Editorial | In Pa., vital signs are stable

For some ailments, doctors can't provide a cure - only a way to manage the pain. Case in point: the crisis of rising medical malpractice costs in Pennsylvania.

The need for malpractice coverage can't be erased, but sound legal and policy moves have made the state's health-care climate far less troubled.

Among the improving vital signs, as noted in an article last week by Inquirer staff writer Josh Goldstein:

Malpractice lawsuits have declined by more than a third, with a steeper drop in suits filed in Philadelphia's reputedly plaintiff-friendly courts.

For the first time in several years, major insurers ruled out malpractice rate increases this year.

In addition to moderating rates, physicians have been helped for three years by an annual $220 million subsidy covering surcharges owed the state's Mcare Fund, which handles large malpractice payouts. Meanwhile, Mcare awards for malpractice are down substantially.

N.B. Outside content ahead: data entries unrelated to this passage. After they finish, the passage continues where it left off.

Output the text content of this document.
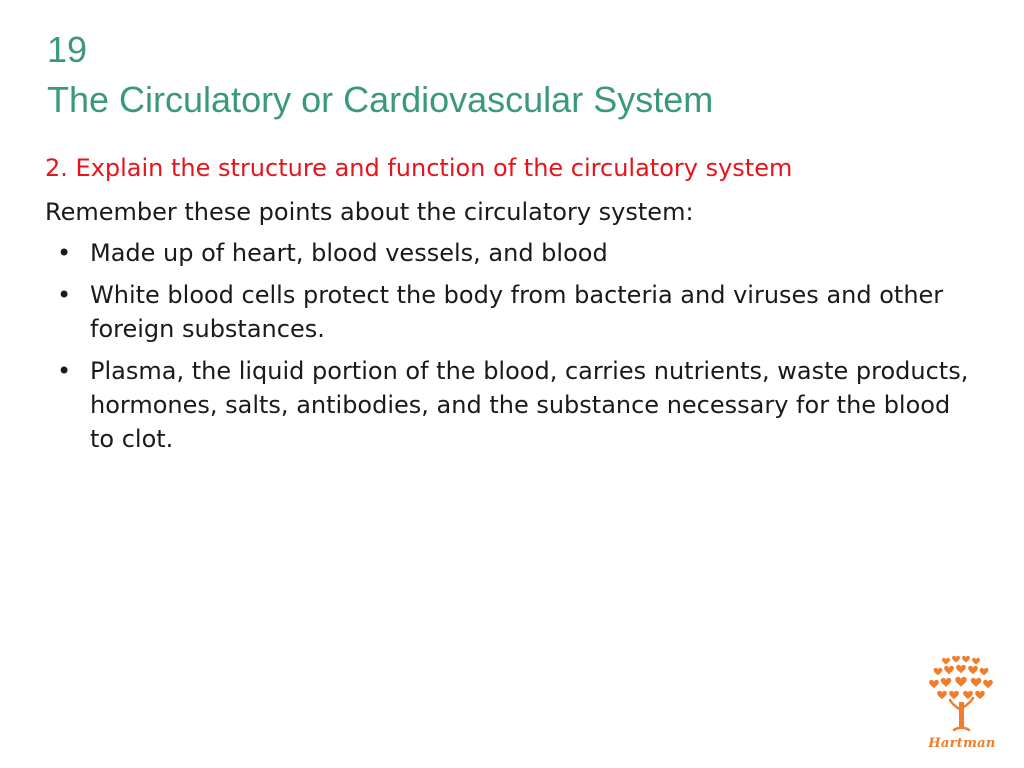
19
The Circulatory or Cardiovascular System
2. Explain the structure and function of the circulatory system
Remember these points about the circulatory system:
• Made up of heart, blood vessels, and blood
• White blood cells protect the body from bacteria and viruses and other foreign substances.
• Plasma, the liquid portion of the blood, carries nutrients, waste products, hormones, salts, antibodies, and the substance necessary for the blood to clot.
Hartman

Anecdotes about doctors fleeing the state may persist, but patients in this region - once the supposed hotbed of malpractice abuse - are usually able to find the physicians they need.

Those are impressive strides, since Pennsylvania was ground-zero in President Bush's first-term effort to enact legal reforms that would cap medical damage awards.

It turns out that, given time, the more moderate steps taken by Harrisburg lawmakers and the state courts to limit suits and ease the cost crunch produced genuine results.

Don't look for medical caps to vanish from the Republican agenda, but they would be no more helpful in cutting insurance costs now than before. And such draconian limits on patients' rights are even less justified, given the progress in easing the malpractice crisis.

There's still much work to be done. Insurance reforms that would include sharing the premium burden more evenly across medical specialties - or providing other aid to physicians in hard-hit specialties - could prevent the spikes in cost that raise docs' temperatures.

In terms of resolving disputes, it would be far better - as Gov. Rendell urges - to take malpractice claims first to mediation rather than trial. Some hospitals have begun experiments in such procedures.

Physicians and hospital officials may not be ready to concede that the malpractice crisis they hyped so frantically has waned. But many of them deserve credit for stepped-up efforts to reduce medical errors - until recently, a little-acknowledged means of heading off malpractice claims by safeguarding patients.

Through the Delaware Valley Healthcare Council's efforts on behalf of local hospitals, this region is becoming a leader in patient safety by targeting medication errors and infections. State officials, meanwhile, are promoting patient safety with greater scrutiny of medical errors.

The emphasis on improved patient care should prove helpful in avoiding the next malpractice insurance crisis.